Which series are Hilbert series of graded modules over polynomial rings?
Lukas Katthän, Julio José Moyano-Fernández, Jan Uliczka
TL;DR
This work develops a comprehensive framework to determine which formal Laurent series can arise as Hilbert series of finitely generated modules over multigraded polynomial rings with unit-vector variable degrees. It provides a complete $\mathbb{Z}^n$-graded classification, along with sharp results for the fine-graded and bigraded special cases, by establishing necessary and sufficient conditions based on Hilbert polynomials of restrictions, positive extremal coefficients, and explicit linear inequalities tied to depth (Hilbert depth). A key contribution is a family of general inequalities for Hilbert depth that links projective dimension, syzygies, and Hilbert series, plus explicit combinatorial criteria in the bigraded and non-standard graded settings (declining sequences and fundamental couples). The results illuminate the precise structure of Hilbert series in multigraded contexts, clarify obstructions to naive positivity, and extend classical single-graded characterizations to richer multigraded environments with concrete, testable conditions. These findings have implications for understanding growth, depth, and decomposition properties of multigraded modules and their Hilbert series representations.
Abstract
Let $S$ be a multigraded polynomial ring such that the degree of each variable is a unit vector; so $S$ is the homogeneous coordinate ring of a product of projective spaces.
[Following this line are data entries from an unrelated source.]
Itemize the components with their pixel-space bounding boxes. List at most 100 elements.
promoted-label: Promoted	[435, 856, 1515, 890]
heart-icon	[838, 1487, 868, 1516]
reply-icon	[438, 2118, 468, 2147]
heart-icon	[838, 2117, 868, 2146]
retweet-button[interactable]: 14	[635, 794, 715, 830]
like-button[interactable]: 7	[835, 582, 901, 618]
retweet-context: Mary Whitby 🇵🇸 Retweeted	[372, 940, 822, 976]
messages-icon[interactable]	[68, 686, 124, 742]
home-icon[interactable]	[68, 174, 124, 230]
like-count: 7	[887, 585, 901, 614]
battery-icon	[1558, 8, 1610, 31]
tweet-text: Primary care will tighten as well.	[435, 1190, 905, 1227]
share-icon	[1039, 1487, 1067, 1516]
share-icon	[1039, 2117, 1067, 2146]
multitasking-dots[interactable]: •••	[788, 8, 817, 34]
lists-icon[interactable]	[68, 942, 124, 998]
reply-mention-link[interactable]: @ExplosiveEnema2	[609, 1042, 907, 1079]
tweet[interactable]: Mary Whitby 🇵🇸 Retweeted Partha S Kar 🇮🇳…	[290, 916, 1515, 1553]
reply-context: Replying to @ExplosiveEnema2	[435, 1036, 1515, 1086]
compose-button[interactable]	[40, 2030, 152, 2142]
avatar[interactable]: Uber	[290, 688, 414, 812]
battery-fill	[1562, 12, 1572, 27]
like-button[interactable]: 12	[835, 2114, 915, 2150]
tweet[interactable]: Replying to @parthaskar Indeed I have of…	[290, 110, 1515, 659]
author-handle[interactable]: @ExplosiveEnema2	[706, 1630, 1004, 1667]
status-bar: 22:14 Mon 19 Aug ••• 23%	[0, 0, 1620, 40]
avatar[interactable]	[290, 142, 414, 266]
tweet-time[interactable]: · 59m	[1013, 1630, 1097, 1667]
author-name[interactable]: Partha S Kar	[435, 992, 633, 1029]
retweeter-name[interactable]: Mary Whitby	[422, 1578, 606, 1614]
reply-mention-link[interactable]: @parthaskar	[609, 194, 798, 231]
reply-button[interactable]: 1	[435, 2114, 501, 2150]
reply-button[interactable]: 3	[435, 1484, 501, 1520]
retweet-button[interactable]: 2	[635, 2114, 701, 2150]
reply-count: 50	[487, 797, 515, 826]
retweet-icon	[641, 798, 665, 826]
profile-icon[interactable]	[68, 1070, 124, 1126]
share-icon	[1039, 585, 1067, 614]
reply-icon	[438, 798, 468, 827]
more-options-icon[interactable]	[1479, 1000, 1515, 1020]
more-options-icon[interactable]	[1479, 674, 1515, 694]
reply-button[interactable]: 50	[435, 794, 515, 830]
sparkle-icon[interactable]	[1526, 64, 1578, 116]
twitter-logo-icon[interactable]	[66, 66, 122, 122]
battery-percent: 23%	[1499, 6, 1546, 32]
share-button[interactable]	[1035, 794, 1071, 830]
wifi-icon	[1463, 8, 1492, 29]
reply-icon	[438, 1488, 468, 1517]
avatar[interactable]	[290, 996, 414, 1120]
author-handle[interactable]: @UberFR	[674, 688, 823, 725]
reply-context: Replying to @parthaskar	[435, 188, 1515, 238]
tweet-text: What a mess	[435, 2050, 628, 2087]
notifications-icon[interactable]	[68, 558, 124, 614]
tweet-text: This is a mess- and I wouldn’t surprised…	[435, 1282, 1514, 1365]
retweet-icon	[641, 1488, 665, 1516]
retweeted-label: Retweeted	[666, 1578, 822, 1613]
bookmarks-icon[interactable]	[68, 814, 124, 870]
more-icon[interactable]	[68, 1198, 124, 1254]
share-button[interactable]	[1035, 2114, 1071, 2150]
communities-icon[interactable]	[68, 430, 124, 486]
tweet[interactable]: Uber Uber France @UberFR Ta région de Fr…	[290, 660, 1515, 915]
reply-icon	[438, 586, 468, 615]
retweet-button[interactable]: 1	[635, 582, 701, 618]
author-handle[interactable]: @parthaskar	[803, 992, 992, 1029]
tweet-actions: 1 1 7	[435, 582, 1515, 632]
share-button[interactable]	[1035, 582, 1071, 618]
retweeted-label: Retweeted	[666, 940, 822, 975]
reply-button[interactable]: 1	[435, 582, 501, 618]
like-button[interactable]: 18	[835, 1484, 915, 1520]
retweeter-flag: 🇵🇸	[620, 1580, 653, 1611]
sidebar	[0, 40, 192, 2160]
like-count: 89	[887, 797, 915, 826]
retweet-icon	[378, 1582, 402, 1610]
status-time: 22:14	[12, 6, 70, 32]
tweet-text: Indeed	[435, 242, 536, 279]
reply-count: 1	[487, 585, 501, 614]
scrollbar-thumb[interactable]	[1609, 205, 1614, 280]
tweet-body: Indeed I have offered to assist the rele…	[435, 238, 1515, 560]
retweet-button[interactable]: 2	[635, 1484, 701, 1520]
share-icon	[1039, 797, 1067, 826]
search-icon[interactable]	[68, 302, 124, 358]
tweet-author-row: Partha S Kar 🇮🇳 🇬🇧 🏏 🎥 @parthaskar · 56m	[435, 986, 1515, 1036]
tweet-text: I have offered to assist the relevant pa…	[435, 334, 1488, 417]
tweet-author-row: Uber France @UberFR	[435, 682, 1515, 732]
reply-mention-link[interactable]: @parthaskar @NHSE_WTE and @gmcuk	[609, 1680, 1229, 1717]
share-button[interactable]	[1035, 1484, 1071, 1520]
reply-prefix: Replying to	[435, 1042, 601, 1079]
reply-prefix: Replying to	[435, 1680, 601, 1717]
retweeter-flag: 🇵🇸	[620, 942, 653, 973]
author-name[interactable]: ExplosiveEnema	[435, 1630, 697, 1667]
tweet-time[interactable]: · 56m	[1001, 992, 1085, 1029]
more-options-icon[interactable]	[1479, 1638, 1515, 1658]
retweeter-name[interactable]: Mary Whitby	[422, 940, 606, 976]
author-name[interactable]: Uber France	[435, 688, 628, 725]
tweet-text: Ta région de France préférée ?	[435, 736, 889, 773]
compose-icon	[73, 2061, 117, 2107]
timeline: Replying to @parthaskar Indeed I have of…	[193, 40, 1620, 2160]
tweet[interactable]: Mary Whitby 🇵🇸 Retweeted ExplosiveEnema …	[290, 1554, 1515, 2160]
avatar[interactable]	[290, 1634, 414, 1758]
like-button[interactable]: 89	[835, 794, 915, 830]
In this setting, we characterize the formal Laurent series which arise as Hilbert series of finitely generated $S$-modules. Also we provide necessary conditions for a formal Laurent series to be the Hilbert series of a finitely generated module with a given depth. In the bigraded case (corresponding to the product of two projective spaces), we completely classify the Hilbert series of finitely generated modules of positive depth.